Nossa primeira angústia é a da separação no parto, quando deixamos de ser um corpo para nos tornarmos outro. Com o nascimento nos percebemos separados, e se perceber separado é deduzir-se faltante. Algo foi perdido. Algo precisa ser preenchido. E então ele entra em cena: o tal do mito do amor, aquele que vai ofertar-nos a solução para o sentimento de falta – uma narrativa romântica. A ideia do encontro amoroso, onde dois corpos se unem numa fusão que figura-se como o caminho para a felicidade completa, tem ligação direta com a impressão de vazio.
O que caracteriza a narrativa do amor romântico é o amor absoluto, soberano, completo, que confere sentido à vida, que promove o “encontro de almas” e realiza o “destino” – aquele que carrega o fundamento da nossa existência. O encontro amoroso fecharia, em tese, todos os nossos buraquinhos existenciais. Para que assim – e somente assim – encontremos a felicidade plena.
Platão, em O Banquete, já trazia essa narrativa com Zeus desfazendo a fusão de dois corpos e condenando-os à busca pelo reencontro. É o mito da alma gêmea: a procura pela outra “metade” que guarda o sentido do amor. O sentido de si. O sentido da vida.
Enquanto movimento artístico, o romantismo apresentou, como efeito do amor absoluto, a morte. Goethe (clássico representante do movimento), narra, em seu romance “Os sofrimentos do jovem Werther”, a história de Werther, personagem principal que se flagra em uma desmedida e tempestuosa paixão por Carlota, que fora prometida para outro homem. Na narrativa temos o amor incontestável, correspondido, vivo, mas impossível de acontecer. E, diante da impossibilidade de confirmar-se completo, o protagonista tira sua própria vida. Com esta obra, Goethe originou o que foi denominado Efeito Werther, onde as pessoas passaram a copiar a narrativa de seu suicídio.
Outro clássico é Romeu e Julieta, de Shakespeare. A trama todo mundo já conhece: dois jovens apaixonados, oriundos de famílias rivais, não podem ficar juntos e resolvem bolar um plano: Julieta simula a própria morte, Romeu acredita, suicida-se, e Julieta, ao descobrir que seu amado está morto, suicida-se também. E essa, meus caros, seria a prova máxima do enlace amoroso – juntos no amor e na morte.
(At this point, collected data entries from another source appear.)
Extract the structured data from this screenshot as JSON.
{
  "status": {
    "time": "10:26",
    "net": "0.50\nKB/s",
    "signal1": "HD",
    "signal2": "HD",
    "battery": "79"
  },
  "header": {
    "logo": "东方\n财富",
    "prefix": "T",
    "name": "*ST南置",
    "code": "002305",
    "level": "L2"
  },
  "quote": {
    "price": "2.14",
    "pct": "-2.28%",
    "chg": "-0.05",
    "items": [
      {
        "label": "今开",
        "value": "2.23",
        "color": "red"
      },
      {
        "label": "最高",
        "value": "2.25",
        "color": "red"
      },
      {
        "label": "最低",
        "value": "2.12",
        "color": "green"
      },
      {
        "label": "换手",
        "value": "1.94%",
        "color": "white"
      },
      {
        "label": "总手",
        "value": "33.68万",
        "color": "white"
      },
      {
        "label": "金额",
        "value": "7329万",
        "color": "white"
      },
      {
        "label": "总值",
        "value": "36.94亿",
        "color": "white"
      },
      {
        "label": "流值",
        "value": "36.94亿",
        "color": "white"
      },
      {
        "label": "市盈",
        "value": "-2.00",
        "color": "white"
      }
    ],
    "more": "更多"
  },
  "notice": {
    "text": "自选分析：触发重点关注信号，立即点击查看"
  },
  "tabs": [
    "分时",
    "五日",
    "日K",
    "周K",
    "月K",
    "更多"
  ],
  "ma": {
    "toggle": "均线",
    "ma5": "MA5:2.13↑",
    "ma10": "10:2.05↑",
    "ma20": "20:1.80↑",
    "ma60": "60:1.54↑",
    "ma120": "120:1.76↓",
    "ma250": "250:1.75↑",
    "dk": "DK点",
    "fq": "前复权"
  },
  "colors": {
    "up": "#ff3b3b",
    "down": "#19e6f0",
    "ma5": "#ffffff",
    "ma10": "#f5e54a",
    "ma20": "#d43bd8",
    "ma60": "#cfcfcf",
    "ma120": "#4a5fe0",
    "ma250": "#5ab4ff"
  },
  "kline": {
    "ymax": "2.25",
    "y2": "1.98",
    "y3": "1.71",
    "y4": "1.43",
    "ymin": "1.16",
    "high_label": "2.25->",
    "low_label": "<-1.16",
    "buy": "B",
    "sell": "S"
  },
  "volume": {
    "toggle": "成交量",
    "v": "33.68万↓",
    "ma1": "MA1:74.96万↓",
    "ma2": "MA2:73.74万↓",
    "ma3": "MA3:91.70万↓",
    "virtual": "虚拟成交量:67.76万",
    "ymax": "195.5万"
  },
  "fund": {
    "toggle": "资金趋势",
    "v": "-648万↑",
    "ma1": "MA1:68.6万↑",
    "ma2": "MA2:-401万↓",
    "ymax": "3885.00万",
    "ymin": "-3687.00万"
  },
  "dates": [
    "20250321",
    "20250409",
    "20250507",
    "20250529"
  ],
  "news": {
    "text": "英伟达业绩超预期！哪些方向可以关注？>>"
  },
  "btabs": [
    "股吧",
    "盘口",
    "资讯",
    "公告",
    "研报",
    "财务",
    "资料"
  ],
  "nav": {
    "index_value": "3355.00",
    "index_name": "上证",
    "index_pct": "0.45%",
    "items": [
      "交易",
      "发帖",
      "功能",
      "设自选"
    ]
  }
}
No cinema, a fórmula clássica dos filmes de amor também faz uso dessa narrativa, onde dois amantes vivem um romance de magnitude monumental, intenso e dramático. O símbolo da união é sempre o casamento – o final feliz. Não importa se a mulher, em uma prova de “amor”, retira-se de seus planos e aspirações profissionais para estar com um homem. Ali estava sua felicidade completa. Porque o feminismo levou para as narrativas a mulher bem-sucedida, com uma ilusão de liberdade mais ampla e aguçada, mas que sem amor, se reduziria a nada.
A fórmula clássica, no entanto, tem soado cada vez mais jurássica. A modernidade realizou-se na ideia de que, talvez, a felicidade plena – especialmente a da mulher – não habite no relacionamento monogâmico tradicional. Ou em qualquer relacionamento.
Fato é que os romances têm apresentado novas narrativas para o amor. A exemplo disso: a trilogia (obra-prima) Antes do Amanhecer / Antes do Pôr do Sol / Antes da Meia-Noite (Richard Linklater, 1995, 2004, 2013): dois jovens, Celine e Jesse, se conhecem no trem, desfrutam de um dia juntos, traçam uma conexão em torno de diálogos sobre a vida, se apaixonam, planejam um reencontro. Nos filmes posteriores, a paixão ainda está lá, pronta, mas a realidade se impõe com complexidades pragmáticas. Não há gestos homéricos, dramas brutais ou dores absurdas – há a realidade.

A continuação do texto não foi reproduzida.